In our datasets from ALS patients with ‘classical’ spinal manifestation on the one hand and patients with the ALS variant PBP with prominent bulbar syndrome including hypoglossus nerve involvement with consecutive tongue affectation on the other hand, plausible results could be obtained. Using the introduced automatic approach, the assessments in the ‘classical’ spinal ALS showed no significant results versus controls with respect to tongue volumes. These data are in accordance with previous studies, including a study in 206 ALS patients in which the MRI analyses of the tongue for different parameters including sagittal tongue area resulted in only small effect sizes [7]. Obviously, the variability of the tongue involvement as one part of the bulbar syndrome is high in ‘classical’ spinal ALS. In contrast, a highly significant difference in tongue volume was obtained between PBP patients and healthy controls in our study, even though high variability of tongue volumes was also observed at cross-sectional level.

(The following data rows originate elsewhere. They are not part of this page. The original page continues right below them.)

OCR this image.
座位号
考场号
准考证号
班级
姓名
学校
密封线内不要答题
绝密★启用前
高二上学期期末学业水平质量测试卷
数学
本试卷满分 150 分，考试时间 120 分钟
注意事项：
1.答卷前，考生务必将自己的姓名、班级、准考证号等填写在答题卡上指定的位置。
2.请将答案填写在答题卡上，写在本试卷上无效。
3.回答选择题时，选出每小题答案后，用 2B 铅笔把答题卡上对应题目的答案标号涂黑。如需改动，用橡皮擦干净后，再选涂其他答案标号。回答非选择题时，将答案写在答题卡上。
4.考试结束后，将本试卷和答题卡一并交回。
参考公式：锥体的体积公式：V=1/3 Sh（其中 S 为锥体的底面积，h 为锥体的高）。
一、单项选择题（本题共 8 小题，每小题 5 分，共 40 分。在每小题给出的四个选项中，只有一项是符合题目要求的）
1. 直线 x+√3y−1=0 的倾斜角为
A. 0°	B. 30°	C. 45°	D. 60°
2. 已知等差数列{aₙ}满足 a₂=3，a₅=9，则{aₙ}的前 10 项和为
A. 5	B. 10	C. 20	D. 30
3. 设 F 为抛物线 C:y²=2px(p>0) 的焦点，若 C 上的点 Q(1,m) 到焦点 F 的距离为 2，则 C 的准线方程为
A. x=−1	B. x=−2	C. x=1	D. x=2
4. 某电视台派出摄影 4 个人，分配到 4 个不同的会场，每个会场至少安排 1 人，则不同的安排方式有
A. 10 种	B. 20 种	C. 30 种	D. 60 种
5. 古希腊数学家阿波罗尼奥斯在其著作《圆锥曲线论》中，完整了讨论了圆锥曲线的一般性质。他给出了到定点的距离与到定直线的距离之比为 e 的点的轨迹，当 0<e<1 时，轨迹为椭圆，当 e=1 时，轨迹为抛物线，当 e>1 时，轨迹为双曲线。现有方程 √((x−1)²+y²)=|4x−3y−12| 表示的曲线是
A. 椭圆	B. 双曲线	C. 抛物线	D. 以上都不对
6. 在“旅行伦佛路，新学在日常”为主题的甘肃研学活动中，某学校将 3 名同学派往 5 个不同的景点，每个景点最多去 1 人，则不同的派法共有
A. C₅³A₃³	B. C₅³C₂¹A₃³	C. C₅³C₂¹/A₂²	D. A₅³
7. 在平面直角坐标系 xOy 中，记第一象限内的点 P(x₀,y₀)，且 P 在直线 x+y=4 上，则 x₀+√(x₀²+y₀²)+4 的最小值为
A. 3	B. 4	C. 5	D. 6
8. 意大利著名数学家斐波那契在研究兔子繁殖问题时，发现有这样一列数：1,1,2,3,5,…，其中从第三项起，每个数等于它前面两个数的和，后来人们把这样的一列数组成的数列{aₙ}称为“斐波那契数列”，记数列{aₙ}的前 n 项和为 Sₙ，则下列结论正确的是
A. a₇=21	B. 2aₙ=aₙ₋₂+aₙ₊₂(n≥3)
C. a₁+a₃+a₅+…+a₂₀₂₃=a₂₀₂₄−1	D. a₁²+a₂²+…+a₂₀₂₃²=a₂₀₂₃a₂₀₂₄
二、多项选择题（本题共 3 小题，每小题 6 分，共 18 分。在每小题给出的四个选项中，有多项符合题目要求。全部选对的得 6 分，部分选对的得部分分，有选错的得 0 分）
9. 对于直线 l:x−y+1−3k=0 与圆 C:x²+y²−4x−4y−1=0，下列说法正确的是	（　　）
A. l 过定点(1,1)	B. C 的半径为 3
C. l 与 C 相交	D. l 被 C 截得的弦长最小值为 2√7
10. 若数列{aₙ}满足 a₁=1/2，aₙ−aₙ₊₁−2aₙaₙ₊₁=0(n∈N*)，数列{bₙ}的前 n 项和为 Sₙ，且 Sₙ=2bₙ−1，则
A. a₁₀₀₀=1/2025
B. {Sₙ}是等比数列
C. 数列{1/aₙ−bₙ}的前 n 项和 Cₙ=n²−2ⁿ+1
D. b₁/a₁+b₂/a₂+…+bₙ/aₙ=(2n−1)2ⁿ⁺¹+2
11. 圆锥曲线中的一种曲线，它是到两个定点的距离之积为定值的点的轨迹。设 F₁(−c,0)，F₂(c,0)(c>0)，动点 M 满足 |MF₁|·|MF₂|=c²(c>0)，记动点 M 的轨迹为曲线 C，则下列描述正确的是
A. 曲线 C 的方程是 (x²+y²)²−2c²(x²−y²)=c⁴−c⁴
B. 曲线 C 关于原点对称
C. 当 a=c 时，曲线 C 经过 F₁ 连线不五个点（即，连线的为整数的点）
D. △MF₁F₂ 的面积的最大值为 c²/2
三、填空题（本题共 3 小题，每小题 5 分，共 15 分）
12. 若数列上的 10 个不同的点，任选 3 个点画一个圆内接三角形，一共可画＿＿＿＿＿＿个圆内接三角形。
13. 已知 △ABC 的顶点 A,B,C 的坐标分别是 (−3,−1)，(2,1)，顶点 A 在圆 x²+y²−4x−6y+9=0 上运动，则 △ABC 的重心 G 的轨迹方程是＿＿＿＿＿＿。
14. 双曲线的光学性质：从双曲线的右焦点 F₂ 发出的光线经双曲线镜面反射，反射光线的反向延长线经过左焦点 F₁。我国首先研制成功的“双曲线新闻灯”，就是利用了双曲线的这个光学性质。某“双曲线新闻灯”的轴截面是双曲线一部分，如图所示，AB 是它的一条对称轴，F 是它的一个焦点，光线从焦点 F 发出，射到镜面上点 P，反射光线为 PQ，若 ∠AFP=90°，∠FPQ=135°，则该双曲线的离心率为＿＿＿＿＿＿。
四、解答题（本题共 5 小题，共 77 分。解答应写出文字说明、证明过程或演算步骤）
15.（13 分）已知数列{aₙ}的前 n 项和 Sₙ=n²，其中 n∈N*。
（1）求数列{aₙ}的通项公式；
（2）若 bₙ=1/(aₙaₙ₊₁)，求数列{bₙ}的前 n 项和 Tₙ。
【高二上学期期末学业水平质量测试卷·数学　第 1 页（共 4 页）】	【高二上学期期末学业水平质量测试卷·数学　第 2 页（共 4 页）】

In this group with prominent bulbar symptoms, tongue involvement is a major element of the clinical presentation.

Conclusions

A CNN model of U-Net like architecture was successfully adapted for segmentation of the tongue from routinely acquired MRI scans of the human head. The training on three orthogonal orientations with consequent merging of respective orientations in a consensus model allowed for an automated determination of atrophy of the tongue at the group level. That way, the added value of this study is the future use of the developed pipeline in longitudinal clinical studies for the detection of tongue atrophy in neurologic diseases. To this end, not only larger patient groups have to be investigated, but correlation analyses have to follow with clinical (and perhaps other technical) markers of disease severity and longitudinal progression. More specifically, the structure/volume of the tongue will have to be correlated with tongue function assessments including tongue movement ability and swallowing function.